In September 1968 the estate version became available.
In August 1969 there was a minor facelift of the whole model range and a delivery version became available, essentially a 55 estate without a rear seat. After the DAF 55 having been successful in the 1968 London-Sydney Marathon, the dealer option 'Marathon' package was introduced. The multi-tier package meant that the dealer could fit an optical package with alloy wheels and interior parts, an uprated suspension, parts to upgrade the B110 engine to 65 bhp, or all of the above.

In 1971 the factory version of this package was introduced, simply called the 55 Marathon. This did not feature an upgraded suspension, and had a 63 bhp 1108 cc engine, the BR110. This raised the top speed to 145 km/h. The 55 Marathon featured wider steel wheels, exterior striping and a brake booster was added for safety and comfort. The Marathon was available as a saloon or a coupe.

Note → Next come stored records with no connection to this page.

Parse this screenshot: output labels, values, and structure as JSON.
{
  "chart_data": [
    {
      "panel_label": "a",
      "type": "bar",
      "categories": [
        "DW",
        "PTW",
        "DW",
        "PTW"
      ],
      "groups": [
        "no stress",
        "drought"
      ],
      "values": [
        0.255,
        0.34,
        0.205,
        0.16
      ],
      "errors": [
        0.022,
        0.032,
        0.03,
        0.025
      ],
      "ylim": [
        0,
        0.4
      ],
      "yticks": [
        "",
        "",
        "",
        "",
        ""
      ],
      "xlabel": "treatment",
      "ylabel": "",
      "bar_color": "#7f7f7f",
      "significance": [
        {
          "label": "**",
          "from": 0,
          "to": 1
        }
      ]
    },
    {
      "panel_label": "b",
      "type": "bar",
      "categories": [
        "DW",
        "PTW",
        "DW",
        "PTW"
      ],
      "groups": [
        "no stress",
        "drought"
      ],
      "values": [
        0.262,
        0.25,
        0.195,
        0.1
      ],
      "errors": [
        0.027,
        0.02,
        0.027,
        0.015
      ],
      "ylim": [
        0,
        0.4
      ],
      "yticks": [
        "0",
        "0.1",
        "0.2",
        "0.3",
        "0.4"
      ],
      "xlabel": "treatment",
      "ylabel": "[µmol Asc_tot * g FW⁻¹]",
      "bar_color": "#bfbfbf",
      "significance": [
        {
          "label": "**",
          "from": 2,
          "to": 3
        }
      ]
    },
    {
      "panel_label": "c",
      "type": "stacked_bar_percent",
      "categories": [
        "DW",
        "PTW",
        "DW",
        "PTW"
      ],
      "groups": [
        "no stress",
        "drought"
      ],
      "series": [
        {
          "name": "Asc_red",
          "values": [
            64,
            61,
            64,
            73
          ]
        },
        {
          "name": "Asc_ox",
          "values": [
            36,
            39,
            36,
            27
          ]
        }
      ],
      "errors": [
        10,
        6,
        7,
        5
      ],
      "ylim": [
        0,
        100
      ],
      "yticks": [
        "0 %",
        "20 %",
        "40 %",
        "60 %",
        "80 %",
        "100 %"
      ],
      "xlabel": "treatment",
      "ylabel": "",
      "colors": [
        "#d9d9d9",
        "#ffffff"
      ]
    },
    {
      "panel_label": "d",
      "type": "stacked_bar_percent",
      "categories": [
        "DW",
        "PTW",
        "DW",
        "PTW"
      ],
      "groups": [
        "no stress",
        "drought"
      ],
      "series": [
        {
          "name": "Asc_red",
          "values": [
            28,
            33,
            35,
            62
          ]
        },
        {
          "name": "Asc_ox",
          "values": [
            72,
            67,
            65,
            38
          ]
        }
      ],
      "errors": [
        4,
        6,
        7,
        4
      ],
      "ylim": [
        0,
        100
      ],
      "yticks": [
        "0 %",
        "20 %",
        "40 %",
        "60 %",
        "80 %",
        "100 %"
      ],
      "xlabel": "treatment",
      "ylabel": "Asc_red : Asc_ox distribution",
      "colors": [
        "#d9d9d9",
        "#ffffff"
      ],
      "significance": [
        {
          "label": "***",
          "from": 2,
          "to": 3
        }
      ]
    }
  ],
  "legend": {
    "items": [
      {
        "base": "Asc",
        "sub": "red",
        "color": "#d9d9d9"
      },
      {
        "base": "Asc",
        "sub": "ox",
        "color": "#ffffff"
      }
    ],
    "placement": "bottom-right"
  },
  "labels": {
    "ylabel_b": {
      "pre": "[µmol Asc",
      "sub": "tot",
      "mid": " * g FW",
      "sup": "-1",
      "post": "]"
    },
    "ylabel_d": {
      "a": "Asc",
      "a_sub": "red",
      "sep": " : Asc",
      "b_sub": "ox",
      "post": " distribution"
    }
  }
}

In 1971 the coupe received normal doors with pillars, since the earlier pillarless design proved to be leaky and noisy at speed.

==Motorsport==
The DAF factory was very involved in motorsport, to show the world that the Variomatic transmission was reliable as well as sporty. The 55 relieved the 44 in the works rally program, and had various successes. A 55 won the 1968 Alpine Rally, and in late 1968 Rob Slotemaker finished 17th out of 100 contestants in the 16500 km London-Sydney Marathon. This success inspired the later 'Marathon' range offered by DAF. Because of the Variomatic and its function as a limited-slip differential it was also popular with many privateers in the rally world.
Jan de Rooy, of Paris Dakar fame, built his own 4-wheel drive version, with a mid-mounted Ford BDA engine coupled to a special Variomatic and campaigned it with great success on the international rallycross theatre throughout the early 1970s..

Owing to the quirk of the Variomatic transmission's ability to drive the car at maximum speed in reverse gear, the 55 (and its successors) became a staple of reverse gear racing, popularised in the Netherlands where the cars were manufactured.